Menurut Riki, sejak penyelidikan dimulai setahun lalu, kliennya tidak pernah diberi penjelasan yang jelas mengenai dasar hukum apa yang dituduhkan. Setiap kali dimintai klarifikasi, pihak penyidik justru memberikan jawaban yang dianggap tidak sesuai dengan prosedur hukum yang semestinya.
“Saat pemeriksaan, klien kami menanyakan apa dasar penetapan tersangka. Namun penyidik hanya menyampaikan bahwa penjelasannya nanti diberikan di persidangan. Ini aneh, karena seharusnya sejak awal, seseorang yang ditetapkan sebagai tersangka harus tahu apa yang menjadi dasar dugaan pidananya,” kata Riki.
Ia menegaskan bahwa hingga hari ini, tidak ada informasi resmi mengenai nilai kerugian negara yang dijadikan pijakan menetapkan tersangka. Bahkan hasil audit BPKP yang semestinya menjadi dokumen penting dalam pembuktian perkara, tidak pernah diperlihatkan kepada kliennya, baik ketika diperiksa sebagai saksi maupun setelah ditetapkan sebagai tersangka.
Situasi ini, menurutnya, jelas bertentangan dengan Putusan Mahkamah Konstitusi Nomor 21/PUU-XII/2014 yang menyebut bahwa penetapan tersangka harus didasarkan pada setidaknya dua alat bukti yang sah, serta dilakukan setelah pemeriksaan terhadap calon tersangka. Mekanisme ini dibuat agar seseorang yang diperiksa memiliki kesempatan untuk mengajukan klarifikasi, bantahan, ataupun penjelasan hukum lainnya.
Namun hal tersebut tidak terjadi dalam kasus PT LEB. Riki menjelaskan bahwa selama proses pemeriksaan, pertanyaan penyidik hanya berkutat pada tugas pokok dan fungsi direksi, mekanisme internal perusahaan, alur operasional, hingga RUPS. Tidak ada pendalaman spesifik mengenai unsur-unsur dugaan tindak pidana korupsi yang dituduhkan.
Ia menambahkan bahwa kerugian negara dalam tindak pidana korupsi haruslah nyata, pasti, terukur, dan bukan berdasar asumsi.
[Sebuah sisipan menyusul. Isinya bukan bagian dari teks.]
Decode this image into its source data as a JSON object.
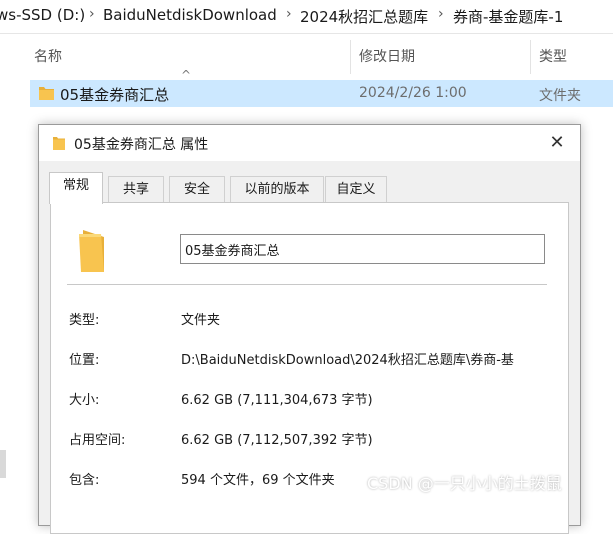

Hal ini sesuai ketentuan dalam UU No. 1 Tahun 2004 tentang Perbendaharaan Negara. Tanpa adanya kerugian negara yang konkret, penetapan tersangka dianggap tidak memiliki dasar hukum yang kuat.
Lebih jauh, ia menyebut bahwa proses hukum yang berjalan saat ini bertentangan dengan Pasal 28D ayat (1) UUD 1945 yang menjamin hak setiap warga negara atas kepastian hukum yang adil. Prinsip keadilan, transparansi, dan keterbukaan informasi justru dinilai diabaikan dalam perkara ini.
Karena itu, pihak PT LEB resmi mengajukan pra peradilan dengan harapan mendapatkan kejelasan materiil terkait duduk perkara. Langkah ini ditempuh sebagai bentuk upaya mencari kebenaran, menguji legalitas penetapan tersangka, serta memastikan seluruh proses hukum berjalan sesuai aturan yang berlaku.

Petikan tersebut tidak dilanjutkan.